Пьяный плебей хватает грязными пальцами за шелковую накидку на плечах прихожанки. Легкая с треском разрывается, испуганная девушка оступается, пожилая женщина поддерживает ее, чтобы не упала. Глупая сцена вызывает безудержное веселье у быдла. Неумытые рабы буквально заходятся от смеха, похлопывают по плечу автора остроумной шутки и весело комментируют происшедшее. Разумеется, сразу нашлись те, кто захотел повторить успех товарища. Развеселившиеся рабы принялись срывать накидки со всех проходящих мимо женщин. Когда кто-то из мужчин заступился за жену, свора пьяных рабов избила его до полусмерти. Попытка стражи остановить бесчинство ни к чему ни привела — разгулявшиеся рабы похватали палки и камни и стражникам пришлось отступить. Их слишком мало, им нельзя применять оружие … и вообще, ну его к черту все с этой демократией и тал … тьфу! … толерантностью!

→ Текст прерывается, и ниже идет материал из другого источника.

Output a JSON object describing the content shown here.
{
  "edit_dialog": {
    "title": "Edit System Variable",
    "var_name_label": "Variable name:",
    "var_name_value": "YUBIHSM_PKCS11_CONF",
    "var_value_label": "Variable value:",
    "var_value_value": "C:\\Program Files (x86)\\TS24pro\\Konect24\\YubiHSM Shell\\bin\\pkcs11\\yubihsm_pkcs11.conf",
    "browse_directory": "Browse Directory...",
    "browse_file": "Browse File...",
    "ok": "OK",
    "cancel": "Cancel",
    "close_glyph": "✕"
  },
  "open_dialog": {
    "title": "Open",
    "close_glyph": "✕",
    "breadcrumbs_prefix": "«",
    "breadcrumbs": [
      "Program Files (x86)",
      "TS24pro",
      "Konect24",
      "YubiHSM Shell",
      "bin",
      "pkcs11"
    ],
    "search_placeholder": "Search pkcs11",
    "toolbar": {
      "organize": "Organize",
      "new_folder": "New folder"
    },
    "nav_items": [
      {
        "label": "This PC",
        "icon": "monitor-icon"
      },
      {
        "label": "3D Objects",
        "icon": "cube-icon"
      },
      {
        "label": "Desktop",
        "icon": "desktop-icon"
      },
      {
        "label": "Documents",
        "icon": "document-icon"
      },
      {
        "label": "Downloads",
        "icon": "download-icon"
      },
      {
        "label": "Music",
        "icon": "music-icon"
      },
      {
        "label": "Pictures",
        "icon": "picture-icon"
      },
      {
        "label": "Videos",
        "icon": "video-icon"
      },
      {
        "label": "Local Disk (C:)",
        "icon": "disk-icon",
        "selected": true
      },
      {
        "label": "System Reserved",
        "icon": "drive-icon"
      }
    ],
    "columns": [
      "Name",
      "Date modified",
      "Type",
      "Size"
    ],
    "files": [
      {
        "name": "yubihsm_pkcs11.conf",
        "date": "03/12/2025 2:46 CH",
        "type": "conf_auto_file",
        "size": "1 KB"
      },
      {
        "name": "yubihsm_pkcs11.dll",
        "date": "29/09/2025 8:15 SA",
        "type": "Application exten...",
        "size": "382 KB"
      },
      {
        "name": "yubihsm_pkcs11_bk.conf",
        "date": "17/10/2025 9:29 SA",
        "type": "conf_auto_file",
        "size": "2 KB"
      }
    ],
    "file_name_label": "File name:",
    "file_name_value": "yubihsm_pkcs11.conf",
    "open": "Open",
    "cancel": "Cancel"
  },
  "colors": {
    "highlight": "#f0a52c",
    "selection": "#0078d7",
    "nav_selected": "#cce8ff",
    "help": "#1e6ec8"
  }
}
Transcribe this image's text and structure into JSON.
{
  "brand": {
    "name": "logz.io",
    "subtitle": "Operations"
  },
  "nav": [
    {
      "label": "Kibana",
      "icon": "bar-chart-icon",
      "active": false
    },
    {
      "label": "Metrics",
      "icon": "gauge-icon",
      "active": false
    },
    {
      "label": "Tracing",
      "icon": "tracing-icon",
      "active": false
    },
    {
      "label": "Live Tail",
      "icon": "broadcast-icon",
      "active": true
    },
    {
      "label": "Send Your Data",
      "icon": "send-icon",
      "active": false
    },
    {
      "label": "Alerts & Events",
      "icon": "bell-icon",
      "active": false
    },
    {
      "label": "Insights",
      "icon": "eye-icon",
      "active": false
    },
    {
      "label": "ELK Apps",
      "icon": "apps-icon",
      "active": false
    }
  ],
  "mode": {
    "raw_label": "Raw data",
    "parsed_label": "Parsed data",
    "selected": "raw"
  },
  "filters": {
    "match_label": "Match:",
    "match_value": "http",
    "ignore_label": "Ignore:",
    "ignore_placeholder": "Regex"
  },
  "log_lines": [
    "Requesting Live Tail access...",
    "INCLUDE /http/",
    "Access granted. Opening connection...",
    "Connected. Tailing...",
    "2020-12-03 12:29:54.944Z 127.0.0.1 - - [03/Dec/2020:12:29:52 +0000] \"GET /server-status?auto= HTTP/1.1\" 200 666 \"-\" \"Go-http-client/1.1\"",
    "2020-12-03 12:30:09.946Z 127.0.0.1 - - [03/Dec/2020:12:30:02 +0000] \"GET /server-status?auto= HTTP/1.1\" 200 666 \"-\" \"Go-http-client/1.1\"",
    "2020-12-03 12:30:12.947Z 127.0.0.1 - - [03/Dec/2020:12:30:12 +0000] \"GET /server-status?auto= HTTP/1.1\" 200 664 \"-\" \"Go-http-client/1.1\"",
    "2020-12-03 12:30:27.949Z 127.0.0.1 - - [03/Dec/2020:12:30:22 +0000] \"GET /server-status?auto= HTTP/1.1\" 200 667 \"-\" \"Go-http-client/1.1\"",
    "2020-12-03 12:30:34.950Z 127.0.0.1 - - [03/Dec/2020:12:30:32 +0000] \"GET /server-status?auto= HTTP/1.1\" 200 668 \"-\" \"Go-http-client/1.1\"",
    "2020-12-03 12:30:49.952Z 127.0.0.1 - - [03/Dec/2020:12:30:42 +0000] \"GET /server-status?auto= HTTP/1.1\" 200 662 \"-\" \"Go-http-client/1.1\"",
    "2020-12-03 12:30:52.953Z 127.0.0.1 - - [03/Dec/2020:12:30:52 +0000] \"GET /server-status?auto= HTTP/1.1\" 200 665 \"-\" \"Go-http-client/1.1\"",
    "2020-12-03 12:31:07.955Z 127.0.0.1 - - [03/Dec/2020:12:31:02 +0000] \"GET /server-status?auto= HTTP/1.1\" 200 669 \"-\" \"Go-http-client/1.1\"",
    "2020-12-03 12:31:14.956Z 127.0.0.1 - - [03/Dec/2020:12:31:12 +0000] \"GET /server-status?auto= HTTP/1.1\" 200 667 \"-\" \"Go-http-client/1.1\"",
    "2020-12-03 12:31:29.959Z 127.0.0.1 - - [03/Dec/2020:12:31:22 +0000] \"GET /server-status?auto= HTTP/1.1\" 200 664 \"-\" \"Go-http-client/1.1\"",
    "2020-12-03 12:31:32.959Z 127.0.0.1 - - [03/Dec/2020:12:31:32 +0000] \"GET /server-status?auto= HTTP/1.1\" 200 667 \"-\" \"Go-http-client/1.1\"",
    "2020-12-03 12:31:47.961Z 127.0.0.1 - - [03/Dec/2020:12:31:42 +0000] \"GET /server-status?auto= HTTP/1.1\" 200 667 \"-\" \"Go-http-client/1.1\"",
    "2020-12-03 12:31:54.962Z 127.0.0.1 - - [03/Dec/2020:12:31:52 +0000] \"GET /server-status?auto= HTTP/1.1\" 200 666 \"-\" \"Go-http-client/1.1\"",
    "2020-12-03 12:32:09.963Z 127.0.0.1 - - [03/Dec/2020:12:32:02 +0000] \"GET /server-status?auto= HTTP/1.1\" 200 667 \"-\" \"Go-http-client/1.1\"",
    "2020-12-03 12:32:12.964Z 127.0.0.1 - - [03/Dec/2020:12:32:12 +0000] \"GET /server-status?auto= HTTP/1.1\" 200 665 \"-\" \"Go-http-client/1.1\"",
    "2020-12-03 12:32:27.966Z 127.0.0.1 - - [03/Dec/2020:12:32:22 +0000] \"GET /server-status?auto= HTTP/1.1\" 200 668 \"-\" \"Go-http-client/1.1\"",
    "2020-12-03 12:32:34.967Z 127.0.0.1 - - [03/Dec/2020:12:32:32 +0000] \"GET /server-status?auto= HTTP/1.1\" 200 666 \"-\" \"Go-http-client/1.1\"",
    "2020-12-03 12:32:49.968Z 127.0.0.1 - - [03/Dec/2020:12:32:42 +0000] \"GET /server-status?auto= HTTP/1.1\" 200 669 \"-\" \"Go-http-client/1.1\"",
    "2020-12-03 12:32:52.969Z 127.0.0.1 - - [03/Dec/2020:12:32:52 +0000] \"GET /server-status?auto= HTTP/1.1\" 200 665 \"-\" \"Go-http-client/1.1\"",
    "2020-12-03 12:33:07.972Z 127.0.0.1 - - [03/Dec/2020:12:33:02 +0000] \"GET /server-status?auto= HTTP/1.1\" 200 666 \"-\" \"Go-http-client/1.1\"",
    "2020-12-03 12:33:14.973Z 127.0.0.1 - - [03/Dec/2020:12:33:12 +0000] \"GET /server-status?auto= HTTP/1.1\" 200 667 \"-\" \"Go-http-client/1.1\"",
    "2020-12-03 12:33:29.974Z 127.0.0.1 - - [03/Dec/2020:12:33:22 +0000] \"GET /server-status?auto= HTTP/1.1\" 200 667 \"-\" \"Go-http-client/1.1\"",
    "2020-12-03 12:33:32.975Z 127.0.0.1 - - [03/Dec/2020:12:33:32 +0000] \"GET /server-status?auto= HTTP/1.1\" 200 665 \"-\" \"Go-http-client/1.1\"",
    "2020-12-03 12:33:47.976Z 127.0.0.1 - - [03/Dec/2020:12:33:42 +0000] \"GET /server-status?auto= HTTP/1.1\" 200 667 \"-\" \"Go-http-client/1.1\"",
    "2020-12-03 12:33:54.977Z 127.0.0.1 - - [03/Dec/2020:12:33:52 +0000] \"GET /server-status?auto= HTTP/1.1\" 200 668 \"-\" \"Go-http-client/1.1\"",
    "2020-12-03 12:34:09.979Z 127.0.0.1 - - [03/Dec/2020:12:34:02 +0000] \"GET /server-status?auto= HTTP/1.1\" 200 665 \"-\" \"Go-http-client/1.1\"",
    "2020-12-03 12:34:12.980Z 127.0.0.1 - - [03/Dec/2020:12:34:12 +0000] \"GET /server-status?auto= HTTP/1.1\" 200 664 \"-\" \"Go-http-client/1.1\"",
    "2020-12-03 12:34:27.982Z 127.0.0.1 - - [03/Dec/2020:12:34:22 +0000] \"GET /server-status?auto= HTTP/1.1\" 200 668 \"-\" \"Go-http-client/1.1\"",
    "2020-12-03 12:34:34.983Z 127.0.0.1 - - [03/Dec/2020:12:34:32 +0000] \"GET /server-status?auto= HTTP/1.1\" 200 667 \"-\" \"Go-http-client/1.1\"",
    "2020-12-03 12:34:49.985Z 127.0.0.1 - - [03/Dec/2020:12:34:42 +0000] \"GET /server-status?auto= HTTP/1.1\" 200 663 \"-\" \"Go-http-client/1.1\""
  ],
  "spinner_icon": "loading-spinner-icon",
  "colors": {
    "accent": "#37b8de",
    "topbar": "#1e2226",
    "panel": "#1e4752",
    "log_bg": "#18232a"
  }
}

Срывать одежду с женщин и бить вдесятером одного быстро надоело. Возвращаться в кабак и затевать свару тоже не очень хочется — там сидят такие же уроды, самим морды набьют. Интересно, а чо в храме? Затянутое тучами небо на минуту освобождается от свинцовых облаков. Слепящий круг солнца проливает потоки света на город. Площадь перед храмом освещается ярким солнечным светом. Низколобые плебеи подслеповато щурятся, закрывают лицо ладонями. Им плохо в круге света, потому что сразу видна грязь и неопрятность, на небритых лицах разводы сажи, остатки пищи в волосах. Полтора десятка чернорабочих врываются под своды храма Юпитера. В благоговейной тишине раздается шлепанье сандалий, сопение и гогот. К запаху душистых трав примешивается чесночная вонь, кислый дух немытых тел и застарелого пота. С грохотом летят на пол опрокинутые лавки, статуи богов и мифологических героев. Молящиеся в панике покидают храм, плебеи набрасываются на пожилых людей и женщин, для забавы срывают с них одежды. Служителям храма строго запрещено вмешиваться в мирские дела, они тихо удаляются в боковые двери. Лязгают железные запоры. Апполинарий стоит на коленях возле алтаря. Громадная статуя Юпитера освещается пылающим внизу жертвенным огнем. В неровном пламени лик верховного бога кажется очень строгим и даже сердитым. Семнадцатилетний юноша всматривался в лицо бога — ему казалось, что это он разгневал своего отца, но чем?